Researchers define role of Tmem231 in maintaining ciliary function
Researchers reveal how a protein linked to Meckel syndrome (MKS) and other human diseases regulates the membrane composition of cilia, finger-like projections on the surface of cells that communicate signals. The study appears in The Journal of Cell Biology.
MKS is a rare genetic disease characterized by kidney cysts, the presence of extra fingers and toes, and defects affecting several other organs. It is part of a class of disorders known as ciliopathies, meaning that it results from defects in the structure or function of cilia.

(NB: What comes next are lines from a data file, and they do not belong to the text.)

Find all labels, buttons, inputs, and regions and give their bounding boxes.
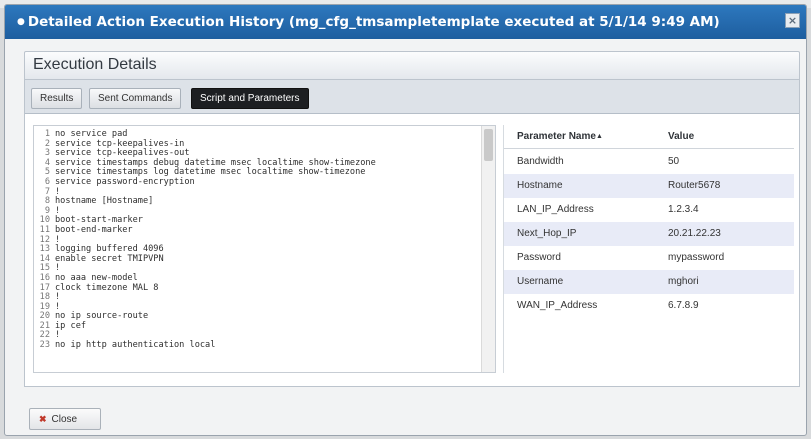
script-line: 20 no ip source-route [36, 311, 376, 322]
table-row[interactable]: Username mghori [504, 270, 794, 294]
script-line: 11 boot-end-marker [36, 224, 376, 236]
column-header-parameter-name-label: Parameter Name [517, 131, 596, 142]
parameter-name: Username [517, 276, 564, 287]
parameter-value: 20.21.22.23 [668, 228, 721, 239]
close-x-icon: ✖ [39, 414, 47, 424]
tab-results[interactable]: Results [31, 88, 83, 109]
line-text: no service pad [55, 129, 128, 139]
section-title: Execution Details [33, 56, 157, 73]
line-text: ! [55, 205, 61, 216]
line-text: service password-encryption [55, 176, 195, 187]
parameters-header: Parameter Name▲ Value [504, 125, 794, 149]
parameter-value: 6.7.8.9 [668, 300, 699, 311]
parameter-name: WAN_IP_Address [517, 300, 598, 311]
column-header-value[interactable]: Value [668, 131, 694, 142]
parameter-name: LAN_IP_Address [517, 204, 594, 215]
sort-ascending-icon: ▲ [595, 133, 603, 140]
table-row[interactable]: Password mypassword [504, 246, 794, 270]
script-viewer[interactable]: 1 no service pad 2 service tcp-keepalives-i… [33, 125, 496, 373]
line-text: no ip http authentication local [55, 340, 216, 351]
script-line: 14 enable secret TMIPVPN [36, 253, 376, 265]
table-row[interactable]: WAN_IP_Address 6.7.8.9 [504, 294, 794, 318]
parameter-value: Router5678 [668, 180, 721, 191]
line-text: ! [55, 186, 61, 197]
script-line: 23 no ip http authentication local [36, 340, 376, 351]
script-scrollbar[interactable] [481, 126, 495, 372]
parameter-name: Next_Hop_IP [517, 228, 577, 239]
parameters-table: Parameter Name▲ Value Bandwidth 50 Hostnam… [503, 125, 794, 373]
line-text: ! [55, 234, 61, 245]
section-header: Execution Details [24, 51, 800, 80]
tab-script-and-parameters[interactable]: Script and Parameters [191, 88, 309, 109]
script-lines: 1 no service pad 2 service tcp-keepalives-i… [36, 129, 376, 351]
table-row[interactable]: Bandwidth 50 [504, 150, 794, 174]
line-text: no aaa new-model [55, 272, 138, 283]
line-number: 23 [39, 340, 50, 351]
parameter-value: 1.2.3.4 [668, 204, 699, 215]
parameter-value: mypassword [668, 252, 725, 263]
script-line: 17 clock timezone MAL 8 [36, 282, 376, 294]
dialog-title-wrap: ● Detailed Action Execution History (mg_c… [17, 14, 720, 30]
script-line: 18! [36, 292, 376, 303]
script-scrollbar-thumb[interactable] [484, 129, 493, 161]
line-text: enable secret TMIPVPN [55, 253, 164, 264]
script-line: 6 service password-encryption [36, 176, 376, 188]
line-text: logging buffered 4096 [55, 244, 164, 255]
line-text: ! [55, 263, 61, 274]
line-text: service tcp-keepalives-in [55, 138, 185, 149]
line-text: ! [55, 292, 61, 303]
line-text: service tcp-keepalives-out [55, 148, 190, 159]
script-line: 8 hostname [Hostname] [36, 196, 376, 207]
line-text: no ip source-route [55, 311, 149, 322]
parameter-name: Password [517, 252, 561, 263]
table-row[interactable]: LAN_IP_Address 1.2.3.4 [504, 198, 794, 222]
line-text: service timestamps log datetime msec loc… [55, 167, 366, 178]
line-text: service timestamps debug datetime msec l… [55, 157, 376, 168]
title-bullet-icon: ● [17, 17, 25, 27]
close-icon[interactable]: × [785, 13, 800, 28]
line-text: ! [55, 301, 61, 312]
table-row[interactable]: Next_Hop_IP 20.21.22.23 [504, 222, 794, 246]
line-text: ! [55, 330, 61, 341]
line-text: clock timezone MAL 8 [55, 282, 159, 293]
dialog-titlebar[interactable]: ● Detailed Action Execution History (mg_c… [5, 5, 806, 39]
parameter-name: Hostname [517, 180, 563, 191]
details-panel: Results Sent Commands Script and Paramet… [24, 80, 800, 387]
tab-sent-commands[interactable]: Sent Commands [89, 88, 182, 109]
table-row[interactable]: Hostname Router5678 [504, 174, 794, 198]
column-header-parameter-name[interactable]: Parameter Name▲ [517, 131, 603, 142]
parameter-name: Bandwidth [517, 156, 564, 167]
line-text: hostname [Hostname] [55, 196, 154, 207]
dialog-title: Detailed Action Execution History (mg_cf… [27, 14, 720, 30]
close-button[interactable]: ✖ Close [29, 408, 101, 430]
line-text: ip cef [55, 320, 87, 331]
close-button-label: Close [51, 414, 78, 425]
line-text: boot-end-marker [55, 224, 133, 235]
parameter-value: mghori [668, 276, 699, 287]
tab-bar: Results Sent Commands Script and Paramet… [25, 80, 799, 114]
parameter-value: 50 [668, 156, 680, 167]
script-line: 21 ip cef [36, 320, 376, 332]
line-text: boot-start-marker [55, 215, 143, 226]
execution-history-dialog: ● Detailed Action Execution History (mg_c… [4, 4, 807, 436]
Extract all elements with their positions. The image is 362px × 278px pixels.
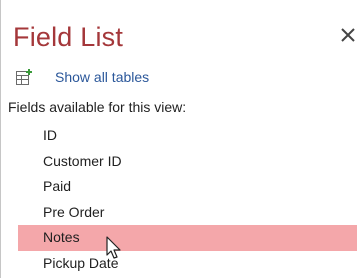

A multiprotein complex called the MKS complex assembles at a region of the cilium known as the transition zone. Mutations in some of the genes that encode MKS complex proteins disrupt ciliary membrane composition and cause MKS. A transmembrane protein called Tmem231 binds to the MKS complex protein B9d1, but how Tmem231 contributes to the assembly and function of the complex is unclear.
To investigate the role of Tmem231, a team of researchers led by Jeremy Reiter from the University of California, San Francisco, found that mice lacking the protein displayed MKS-like symptoms. MKS complex components, including B9d1, failed to localize at the ciliary transition zone in embryos from these mice, resulting in the loss of key signaling proteins from the ciliary membrane. These scientists additionally showed that the roundworm homologue of Tmem231 localizes to and controls transition zone formation and function, suggesting an evolutionarily conserved role for this protein.
Reiter and colleagues further studied the role of TMEM231 in humans. They were able to identify several additional mutations in the human TMEM231 gene, not only in MKS patients but also in two siblings with a ciliopathy called orofaciodigital syndrome type 3. All of these mutations were found to disrupt the MKS complex's organization and function.